Mars, Inc., makers of Pedigree Brand pet food, also jumped deep into the content marketing pool in 2016, creating a four-minute video featuring a veteran with PTSD and his trusty service companion, Wally. The video features almost no branding at all, instead using some subtle product placement. Most importantly, the clip showcases the bond between human and pet, and since April 2016, nearly half a million people have viewed or shared the clip.

That said, the timing and subject matter are what made our tails start thumping. With perhaps the most divisive election in history in process, the clip launched when the country was hip-deep in campaign season. Showcasing a wounded warrior and the dog who helps him cope with the toughest of times during a politically charged time in our country is an interesting and (so far) incredibly effective way to stir a reaction in an audience. Tying a subject (soldiers) that every single person has an opinion about with another (dogs) that is sure to strike a chord with most viewers made any branding or overt messaging unnecessary; people would see that the video was on the Pedigree pages and emotionally connect one with the other. It was a bold play that appears to have paid off.

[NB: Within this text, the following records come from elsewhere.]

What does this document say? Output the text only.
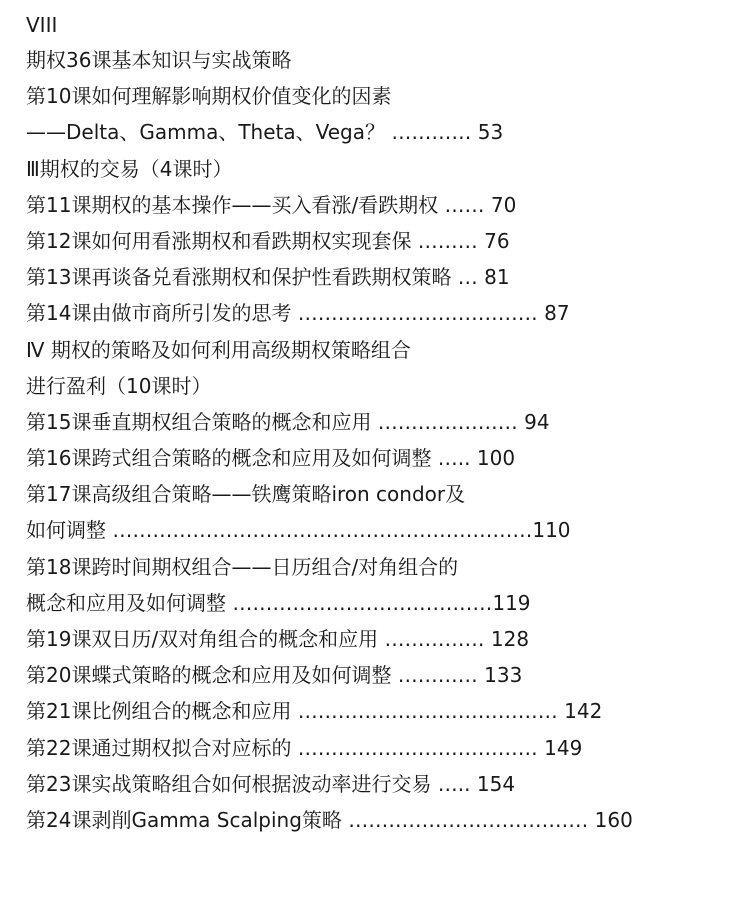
VIII
期权36课基本知识与实战策略
第10课如何理解影响期权价值变化的因素
——Delta、Gamma、Theta、Vega？ ………… 53
Ⅲ期权的交易（4课时）
第11课期权的基本操作——买入看涨/看跌期权 …… 70
第12课如何用看涨期权和看跌期权实现套保 ……… 76
第13课再谈备兑看涨期权和保护性看跌期权策略 … 81
第14课由做市商所引发的思考 ……………………………… 87
Ⅳ 期权的策略及如何利用高级期权策略组合
进行盈利（10课时）
第15课垂直期权组合策略的概念和应用 ………………… 94
第16课跨式组合策略的概念和应用及如何调整 ….. 100
第17课高级组合策略——铁鹰策略iron condor及
如何调整 ………………………………………………………110
第18课跨时间期权组合——日历组合/对角组合的
概念和应用及如何调整 …………………………………119
第19课双日历/双对角组合的概念和应用 …………… 128
第20课蝶式策略的概念和应用及如何调整 ………… 133
第21课比例组合的概念和应用 ………………………………… 142
第22课通过期权拟合对应标的 ……………………………… 149
第23课实战策略组合如何根据波动率进行交易 ….. 154
第24课剥削Gamma Scalping策略 ……………………………… 160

The lesson: Opportunities to tell a good story are always present; knowing how to capitalize on them is where a smart marketing partner can really help.

Big Heart Pet Brands hit shoppers where they live

Big Heart Pet Brands went a different way in 2016. The maker of pets’ beloved Milk-Bones and Kibbles ’n’ Bits decided to target audiences with pinpoint accuracy. Rather than tell big, bold stories in the great big vacuum of Internet space, Big Heart went with a “boots-on-the-ground” approach, focusing on ultra-specific POP displays tailored not only to specific shoppers but at their specific non-pet interests at various times of the year.

For instance, at Halloween, when parents (and likely pet parents) would be focusing on candy supplies, Big Heart created in-store displays built to fit near the candy aisle. Holiday-appropriate packaging and messaging accompanied the display tactics, and everything was supported by print and digital ads. Big Heart followed the same path for Christmas and Valentine’s Day.

It’s old-school marketing at its finest, but where Big Heart did some big thinking was in its targeting. Themed campaigns are nothing new, but you don’t often see communications and promotions based on specific retailer demographics. Big Heart changed its messaging based on outlet demographics, from the “big on holidays” thrust of Walmart shoppers to the more practical tastes of Kroger shoppers to the app-friendly Target enthusiasts. The back-to-basics-with-a-twist approach worked, as the brand’s in-store sales grew anywhere from 1 percent to 90 percent per retailer.

The lesson: Focus your message on where your audience is, and how they want to hear it, but don’t shoot in the dark. Customer insights can be huge, and partnering with retail giants to get them is worth the effort.